A molcajete is pretty much a the Mexican version of a mortar and pestle with Aztec origins. Mine came from a side street market in Mexico City and weighs 10 pounds (thank goodness my husband got it before the airlines started charging you to check your bags).

Made of volcanic rock, the molcajete’s porous surface absorbs the flavors of what has been ground in it before. So the garlic rub you might have used to start off a salsa a month ago will leave hints of flavor in the guacamole you make today; every batch is entirely unique.

For instructions on how to season your molcajete you can check out my post on Wandering Educators.

To create a basic tomato salsa at home using a molcajete here’s what you need:


Time to mash the garlic

Prep time: 15 minutes (depending on how hard you grind)

Servings: 4


3 Roma tomatoes, chopped into slices* (See note)

2 slices onion

1/2 cup fresh cilantro

1 garlic clove, peeled

1/2 teaspoon ground cumin (or 1/4 teaspoon cumin seeds)

Then the onions...

1 lime

Peppers (you can use whatever kind of heat your family prefers–cayenne powder, fresh serrano peppers, jalapenos)

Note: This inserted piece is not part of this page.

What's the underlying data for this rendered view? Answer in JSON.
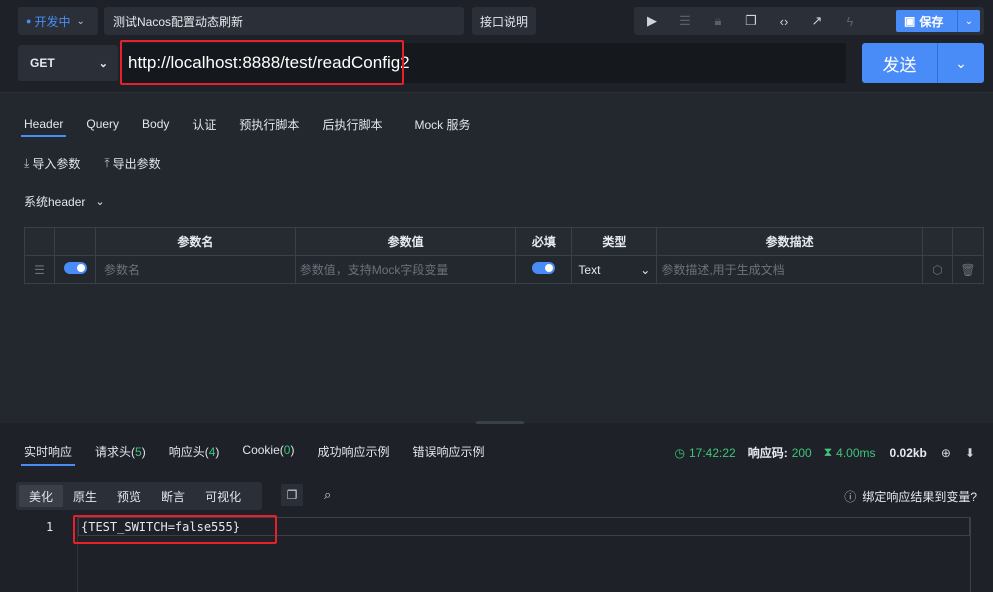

  1. Place the cumin and garlic in the molcajete bowl. Grind into a paste using the hand tool.
  2. Next, grind the pepper of your choice in the molcajete bowl. I often use dried chiles, but fresh is great too.
  3. Add the tomatoes, onion, and cilantro to the molcajete and start grinding. (My kids have fun doing this).
  4. Mix in salt to taste and serve at your table in the molcajete.

salsa ready to serve

*Note: Many salsa recipes call for you to remove the tomato skins before grinding. I’ve found that the skin comes off during the process and you can take it out easily. Another option is to use drained, canned tomatoes. These work well, especially the roasted variety.

Your turn: Have you ever used a molcajete? What about a mortar and pestle?